Montréal, 16 juin 2008 - La FQPPU exprime son indignation devant le fait que deux importantes compagnies minières aurifères canadiennes intentent des poursuites abusives contre la maison d’édition Écosociété, qui publiait récemment l’ouvrage Noir Canada : Pillage, corruption et criminalité en Afrique. Les auteurs Alain Denault, Delphine Abadie et William Sacher ont documenté leur ouvrage à partir de rapports publics reconnus et crédibles, accessibles à toute personne suffisamment intéressée pour les consulter. Aucun des auteurs auxquels ils font référence n’a été l’objet de poursuites.
Engagée dans la défense de la liberté de recherche et de diffusion des résultats qui en découlent, la FQPPU considère de la plus haute importance que les institutions québécoises et canadiennes, incluant toutes les provinces, garantissent à tout chercheur et diffuseur, du milieu universitaire, journalistique, communautaire ou autre, les conditions nécessaires afin d’exercer ses activités avec intégrité. Il est de la responsabilité des gouvernements de prendre les mesures nécessaires pour éviter qu’une censure soit imposée par des moyens détournés, abusifs, disproportionnés.
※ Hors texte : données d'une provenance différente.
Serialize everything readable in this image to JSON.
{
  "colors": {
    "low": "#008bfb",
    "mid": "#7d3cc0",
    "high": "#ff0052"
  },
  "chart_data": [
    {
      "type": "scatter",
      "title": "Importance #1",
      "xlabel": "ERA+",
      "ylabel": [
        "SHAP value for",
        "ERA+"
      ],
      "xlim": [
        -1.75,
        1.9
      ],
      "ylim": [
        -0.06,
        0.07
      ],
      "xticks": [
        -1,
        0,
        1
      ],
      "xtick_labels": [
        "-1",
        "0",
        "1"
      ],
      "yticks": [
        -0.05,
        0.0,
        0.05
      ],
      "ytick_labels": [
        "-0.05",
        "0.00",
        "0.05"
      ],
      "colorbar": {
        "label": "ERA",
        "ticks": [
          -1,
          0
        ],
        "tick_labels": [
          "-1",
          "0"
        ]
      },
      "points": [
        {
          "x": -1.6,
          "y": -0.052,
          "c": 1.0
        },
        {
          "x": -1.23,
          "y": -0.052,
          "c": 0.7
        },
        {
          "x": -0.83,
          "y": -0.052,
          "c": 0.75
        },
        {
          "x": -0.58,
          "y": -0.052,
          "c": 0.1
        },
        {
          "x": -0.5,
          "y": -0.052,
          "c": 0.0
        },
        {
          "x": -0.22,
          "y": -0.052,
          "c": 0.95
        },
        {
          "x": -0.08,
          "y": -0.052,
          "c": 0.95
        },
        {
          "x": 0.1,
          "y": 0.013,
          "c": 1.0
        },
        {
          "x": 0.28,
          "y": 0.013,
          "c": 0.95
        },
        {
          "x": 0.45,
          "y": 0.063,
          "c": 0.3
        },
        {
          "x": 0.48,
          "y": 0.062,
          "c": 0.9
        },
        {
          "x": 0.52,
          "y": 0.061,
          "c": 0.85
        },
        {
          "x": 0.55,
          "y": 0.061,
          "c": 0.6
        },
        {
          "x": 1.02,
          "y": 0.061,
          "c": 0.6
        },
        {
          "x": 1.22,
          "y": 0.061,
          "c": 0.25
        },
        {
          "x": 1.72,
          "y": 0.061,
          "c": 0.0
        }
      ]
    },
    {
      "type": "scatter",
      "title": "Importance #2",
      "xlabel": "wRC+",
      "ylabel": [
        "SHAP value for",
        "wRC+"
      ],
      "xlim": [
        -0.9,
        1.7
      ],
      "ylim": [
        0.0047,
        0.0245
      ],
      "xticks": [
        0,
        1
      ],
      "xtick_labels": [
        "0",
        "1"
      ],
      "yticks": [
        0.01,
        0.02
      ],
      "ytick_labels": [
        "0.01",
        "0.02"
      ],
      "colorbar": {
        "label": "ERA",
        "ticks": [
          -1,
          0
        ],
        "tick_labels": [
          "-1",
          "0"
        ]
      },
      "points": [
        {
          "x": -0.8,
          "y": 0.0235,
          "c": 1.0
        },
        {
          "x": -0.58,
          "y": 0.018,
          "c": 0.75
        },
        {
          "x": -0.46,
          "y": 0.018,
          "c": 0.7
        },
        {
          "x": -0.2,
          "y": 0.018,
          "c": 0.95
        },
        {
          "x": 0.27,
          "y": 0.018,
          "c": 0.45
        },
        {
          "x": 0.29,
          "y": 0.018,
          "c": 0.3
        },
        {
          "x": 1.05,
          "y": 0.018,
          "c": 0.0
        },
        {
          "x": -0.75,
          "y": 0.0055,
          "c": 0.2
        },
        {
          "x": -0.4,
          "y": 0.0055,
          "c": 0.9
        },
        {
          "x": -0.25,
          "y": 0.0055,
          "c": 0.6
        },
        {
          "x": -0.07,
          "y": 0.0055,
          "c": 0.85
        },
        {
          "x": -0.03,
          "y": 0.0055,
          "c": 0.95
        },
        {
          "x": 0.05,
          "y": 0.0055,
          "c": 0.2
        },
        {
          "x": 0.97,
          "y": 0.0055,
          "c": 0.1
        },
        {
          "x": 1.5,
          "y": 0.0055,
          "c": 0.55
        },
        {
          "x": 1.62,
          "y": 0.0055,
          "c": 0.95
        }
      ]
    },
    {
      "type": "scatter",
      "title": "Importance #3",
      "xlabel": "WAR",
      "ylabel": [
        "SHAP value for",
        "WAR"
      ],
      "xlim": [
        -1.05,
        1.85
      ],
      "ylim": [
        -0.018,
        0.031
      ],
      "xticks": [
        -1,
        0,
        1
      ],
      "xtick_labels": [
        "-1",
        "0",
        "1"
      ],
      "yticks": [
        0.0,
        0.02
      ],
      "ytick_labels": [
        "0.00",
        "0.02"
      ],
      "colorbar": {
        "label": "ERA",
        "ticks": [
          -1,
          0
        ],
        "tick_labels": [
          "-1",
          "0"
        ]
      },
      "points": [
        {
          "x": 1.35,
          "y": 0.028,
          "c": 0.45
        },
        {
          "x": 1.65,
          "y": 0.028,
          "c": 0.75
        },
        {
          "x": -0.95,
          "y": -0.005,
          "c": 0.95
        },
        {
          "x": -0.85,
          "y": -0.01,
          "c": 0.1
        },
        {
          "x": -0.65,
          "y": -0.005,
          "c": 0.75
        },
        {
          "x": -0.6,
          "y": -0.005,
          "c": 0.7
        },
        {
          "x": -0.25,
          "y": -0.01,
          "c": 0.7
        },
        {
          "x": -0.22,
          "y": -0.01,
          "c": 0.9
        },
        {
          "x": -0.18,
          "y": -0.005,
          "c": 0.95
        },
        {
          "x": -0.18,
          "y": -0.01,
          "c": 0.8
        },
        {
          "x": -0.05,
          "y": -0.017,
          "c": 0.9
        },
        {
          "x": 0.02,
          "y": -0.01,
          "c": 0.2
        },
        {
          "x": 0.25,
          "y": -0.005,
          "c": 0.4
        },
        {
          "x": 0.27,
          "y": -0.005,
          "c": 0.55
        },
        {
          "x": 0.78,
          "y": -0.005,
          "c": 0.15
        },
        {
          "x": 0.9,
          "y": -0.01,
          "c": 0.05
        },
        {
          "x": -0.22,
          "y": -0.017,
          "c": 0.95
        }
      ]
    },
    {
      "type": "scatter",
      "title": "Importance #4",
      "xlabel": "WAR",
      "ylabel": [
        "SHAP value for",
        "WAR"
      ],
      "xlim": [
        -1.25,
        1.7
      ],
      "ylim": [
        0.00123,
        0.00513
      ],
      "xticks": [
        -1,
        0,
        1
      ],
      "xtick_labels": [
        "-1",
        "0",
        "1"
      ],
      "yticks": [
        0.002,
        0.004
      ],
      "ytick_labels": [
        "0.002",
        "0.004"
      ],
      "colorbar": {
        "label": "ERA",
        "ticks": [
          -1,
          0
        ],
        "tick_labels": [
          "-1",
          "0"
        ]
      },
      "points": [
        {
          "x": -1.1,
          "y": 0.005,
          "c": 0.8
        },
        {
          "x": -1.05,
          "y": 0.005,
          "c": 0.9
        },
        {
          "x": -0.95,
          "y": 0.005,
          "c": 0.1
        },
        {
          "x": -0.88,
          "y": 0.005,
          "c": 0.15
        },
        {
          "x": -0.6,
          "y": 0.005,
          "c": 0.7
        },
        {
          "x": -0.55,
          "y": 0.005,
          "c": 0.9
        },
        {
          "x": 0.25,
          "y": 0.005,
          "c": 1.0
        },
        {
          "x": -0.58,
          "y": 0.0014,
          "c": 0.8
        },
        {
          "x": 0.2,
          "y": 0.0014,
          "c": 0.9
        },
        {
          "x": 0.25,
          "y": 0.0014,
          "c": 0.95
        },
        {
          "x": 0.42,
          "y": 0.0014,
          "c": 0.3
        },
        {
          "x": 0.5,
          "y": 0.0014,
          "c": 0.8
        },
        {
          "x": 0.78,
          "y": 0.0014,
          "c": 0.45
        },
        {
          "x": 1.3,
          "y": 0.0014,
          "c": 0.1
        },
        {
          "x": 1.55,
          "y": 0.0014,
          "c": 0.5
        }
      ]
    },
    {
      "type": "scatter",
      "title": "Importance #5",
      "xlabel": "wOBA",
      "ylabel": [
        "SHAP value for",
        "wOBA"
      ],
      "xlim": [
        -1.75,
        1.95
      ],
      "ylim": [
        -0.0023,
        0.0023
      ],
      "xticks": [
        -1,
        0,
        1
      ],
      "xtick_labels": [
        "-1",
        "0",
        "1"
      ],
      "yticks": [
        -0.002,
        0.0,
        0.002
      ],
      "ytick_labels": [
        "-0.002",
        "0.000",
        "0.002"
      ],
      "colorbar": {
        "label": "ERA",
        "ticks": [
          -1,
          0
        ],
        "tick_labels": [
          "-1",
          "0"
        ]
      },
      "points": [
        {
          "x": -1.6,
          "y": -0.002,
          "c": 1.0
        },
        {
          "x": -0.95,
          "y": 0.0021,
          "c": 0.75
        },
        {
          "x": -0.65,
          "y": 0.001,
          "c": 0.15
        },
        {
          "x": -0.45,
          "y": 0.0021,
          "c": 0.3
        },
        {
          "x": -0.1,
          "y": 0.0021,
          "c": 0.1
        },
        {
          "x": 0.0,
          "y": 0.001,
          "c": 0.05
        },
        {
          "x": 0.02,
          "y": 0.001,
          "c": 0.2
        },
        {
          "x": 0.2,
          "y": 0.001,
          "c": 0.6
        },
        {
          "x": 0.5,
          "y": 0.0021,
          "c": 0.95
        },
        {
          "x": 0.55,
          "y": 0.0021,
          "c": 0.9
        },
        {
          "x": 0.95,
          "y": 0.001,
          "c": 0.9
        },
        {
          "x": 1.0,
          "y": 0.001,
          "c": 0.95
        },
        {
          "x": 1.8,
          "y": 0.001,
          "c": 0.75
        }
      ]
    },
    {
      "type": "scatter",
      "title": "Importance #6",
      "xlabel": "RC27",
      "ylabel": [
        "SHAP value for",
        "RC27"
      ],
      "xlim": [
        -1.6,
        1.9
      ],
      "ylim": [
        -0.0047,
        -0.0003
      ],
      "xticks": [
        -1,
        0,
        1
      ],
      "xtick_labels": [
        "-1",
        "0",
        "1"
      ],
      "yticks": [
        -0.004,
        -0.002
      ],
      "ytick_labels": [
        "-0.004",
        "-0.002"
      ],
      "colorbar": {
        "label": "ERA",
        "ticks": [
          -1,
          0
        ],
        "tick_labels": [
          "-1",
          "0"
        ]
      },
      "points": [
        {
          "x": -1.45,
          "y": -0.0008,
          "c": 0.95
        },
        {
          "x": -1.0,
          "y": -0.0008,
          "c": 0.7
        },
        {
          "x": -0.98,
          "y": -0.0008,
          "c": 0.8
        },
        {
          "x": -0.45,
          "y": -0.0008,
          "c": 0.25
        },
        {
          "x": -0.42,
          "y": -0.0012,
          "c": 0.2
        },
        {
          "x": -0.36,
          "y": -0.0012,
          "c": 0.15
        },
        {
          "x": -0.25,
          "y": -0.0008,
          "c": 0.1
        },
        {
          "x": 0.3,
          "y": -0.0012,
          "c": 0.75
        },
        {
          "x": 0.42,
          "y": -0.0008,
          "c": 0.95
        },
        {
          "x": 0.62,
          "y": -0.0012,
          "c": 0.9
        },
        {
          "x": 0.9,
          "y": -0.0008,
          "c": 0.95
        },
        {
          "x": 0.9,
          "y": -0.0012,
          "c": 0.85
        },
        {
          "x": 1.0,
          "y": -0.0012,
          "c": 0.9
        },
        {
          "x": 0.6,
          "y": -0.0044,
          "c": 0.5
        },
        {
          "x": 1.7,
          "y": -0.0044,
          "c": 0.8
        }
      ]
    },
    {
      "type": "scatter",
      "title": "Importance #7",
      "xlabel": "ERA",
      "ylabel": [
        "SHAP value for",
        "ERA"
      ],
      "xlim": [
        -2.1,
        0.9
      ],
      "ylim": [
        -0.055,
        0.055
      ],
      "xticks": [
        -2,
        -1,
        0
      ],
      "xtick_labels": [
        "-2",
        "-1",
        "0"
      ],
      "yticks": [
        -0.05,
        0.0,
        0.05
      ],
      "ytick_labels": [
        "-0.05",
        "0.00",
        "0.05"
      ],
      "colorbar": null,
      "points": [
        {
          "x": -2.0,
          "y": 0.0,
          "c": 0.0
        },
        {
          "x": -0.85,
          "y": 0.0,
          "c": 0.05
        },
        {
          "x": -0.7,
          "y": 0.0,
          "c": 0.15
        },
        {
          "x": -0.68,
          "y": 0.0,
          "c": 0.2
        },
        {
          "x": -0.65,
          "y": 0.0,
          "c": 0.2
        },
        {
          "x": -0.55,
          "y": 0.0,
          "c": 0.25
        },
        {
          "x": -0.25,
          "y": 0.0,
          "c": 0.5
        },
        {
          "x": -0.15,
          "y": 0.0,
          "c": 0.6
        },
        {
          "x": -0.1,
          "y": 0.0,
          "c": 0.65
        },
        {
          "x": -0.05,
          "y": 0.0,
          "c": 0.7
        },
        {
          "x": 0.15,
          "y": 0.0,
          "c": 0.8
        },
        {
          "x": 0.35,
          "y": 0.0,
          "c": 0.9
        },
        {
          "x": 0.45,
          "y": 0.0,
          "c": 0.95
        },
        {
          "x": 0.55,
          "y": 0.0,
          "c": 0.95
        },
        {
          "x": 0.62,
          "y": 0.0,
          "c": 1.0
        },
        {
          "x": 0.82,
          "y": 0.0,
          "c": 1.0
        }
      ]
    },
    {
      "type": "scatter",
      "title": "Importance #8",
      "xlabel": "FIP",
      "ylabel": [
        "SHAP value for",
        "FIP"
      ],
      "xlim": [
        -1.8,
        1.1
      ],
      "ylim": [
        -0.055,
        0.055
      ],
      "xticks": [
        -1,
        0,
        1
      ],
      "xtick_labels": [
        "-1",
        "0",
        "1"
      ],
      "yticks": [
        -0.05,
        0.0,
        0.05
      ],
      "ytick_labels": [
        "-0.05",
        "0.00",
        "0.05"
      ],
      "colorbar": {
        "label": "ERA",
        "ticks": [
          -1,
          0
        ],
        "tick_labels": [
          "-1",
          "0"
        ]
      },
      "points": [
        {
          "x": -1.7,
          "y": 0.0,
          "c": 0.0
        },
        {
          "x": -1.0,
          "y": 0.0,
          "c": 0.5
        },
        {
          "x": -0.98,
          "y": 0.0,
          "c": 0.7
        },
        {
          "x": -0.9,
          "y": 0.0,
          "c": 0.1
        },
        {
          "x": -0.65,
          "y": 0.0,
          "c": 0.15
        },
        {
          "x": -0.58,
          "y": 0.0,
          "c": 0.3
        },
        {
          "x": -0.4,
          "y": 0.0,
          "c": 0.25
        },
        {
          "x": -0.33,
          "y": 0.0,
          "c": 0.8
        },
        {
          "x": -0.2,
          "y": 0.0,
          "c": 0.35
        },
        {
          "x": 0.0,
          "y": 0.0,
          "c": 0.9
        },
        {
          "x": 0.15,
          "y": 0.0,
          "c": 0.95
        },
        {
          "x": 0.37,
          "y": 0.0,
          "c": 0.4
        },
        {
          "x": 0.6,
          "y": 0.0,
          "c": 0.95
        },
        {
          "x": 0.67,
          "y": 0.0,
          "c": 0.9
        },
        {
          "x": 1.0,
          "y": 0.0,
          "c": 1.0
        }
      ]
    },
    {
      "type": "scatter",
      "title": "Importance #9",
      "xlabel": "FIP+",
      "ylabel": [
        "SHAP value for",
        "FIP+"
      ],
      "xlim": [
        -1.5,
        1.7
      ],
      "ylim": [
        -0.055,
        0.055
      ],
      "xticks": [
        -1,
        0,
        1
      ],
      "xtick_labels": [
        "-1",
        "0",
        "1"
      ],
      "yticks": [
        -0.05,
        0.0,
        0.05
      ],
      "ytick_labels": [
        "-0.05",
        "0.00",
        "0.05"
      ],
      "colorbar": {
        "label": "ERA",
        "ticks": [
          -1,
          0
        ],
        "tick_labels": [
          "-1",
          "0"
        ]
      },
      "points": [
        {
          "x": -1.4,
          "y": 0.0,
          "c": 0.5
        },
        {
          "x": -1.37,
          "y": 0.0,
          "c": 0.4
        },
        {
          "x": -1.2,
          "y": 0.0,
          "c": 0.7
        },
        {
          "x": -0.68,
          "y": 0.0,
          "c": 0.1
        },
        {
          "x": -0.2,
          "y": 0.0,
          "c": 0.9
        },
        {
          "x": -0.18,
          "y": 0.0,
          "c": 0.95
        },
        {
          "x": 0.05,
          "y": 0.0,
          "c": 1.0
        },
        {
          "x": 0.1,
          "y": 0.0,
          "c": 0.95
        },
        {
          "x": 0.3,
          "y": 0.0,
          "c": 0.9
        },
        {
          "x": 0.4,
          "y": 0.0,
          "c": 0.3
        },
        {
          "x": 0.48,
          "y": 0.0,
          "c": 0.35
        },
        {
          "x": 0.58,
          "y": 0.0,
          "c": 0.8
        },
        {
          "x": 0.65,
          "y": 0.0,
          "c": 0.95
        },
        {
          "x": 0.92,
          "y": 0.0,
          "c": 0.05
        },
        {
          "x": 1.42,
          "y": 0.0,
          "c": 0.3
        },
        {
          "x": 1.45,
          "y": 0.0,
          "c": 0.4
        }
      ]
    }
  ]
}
Convaincue que les idées, les analyses et les conclusions de travaux peuvent et doivent être discutées dans le contexte de débats démocratiques, la FQPPU considère que des attaques juridiques basées essentiellement sur le pouvoir financier des entreprises – en l’occurrence les minières Barrick Gold et Banro, constituent une grave menace à la liberté d’expression, voire à la démocratie. Elle appelle instamment le gouvernement québécois et toutes les juridictions canadiennes à légiférer pour empêcher les poursuites désormais connues comme poursuites-bâillons ou SLAPP, qui transforment la discussion publique en affrontement juridique inapproprié et inéquitable. La parole est d’or, et l’argent ne doit pas servir à imposer le silence.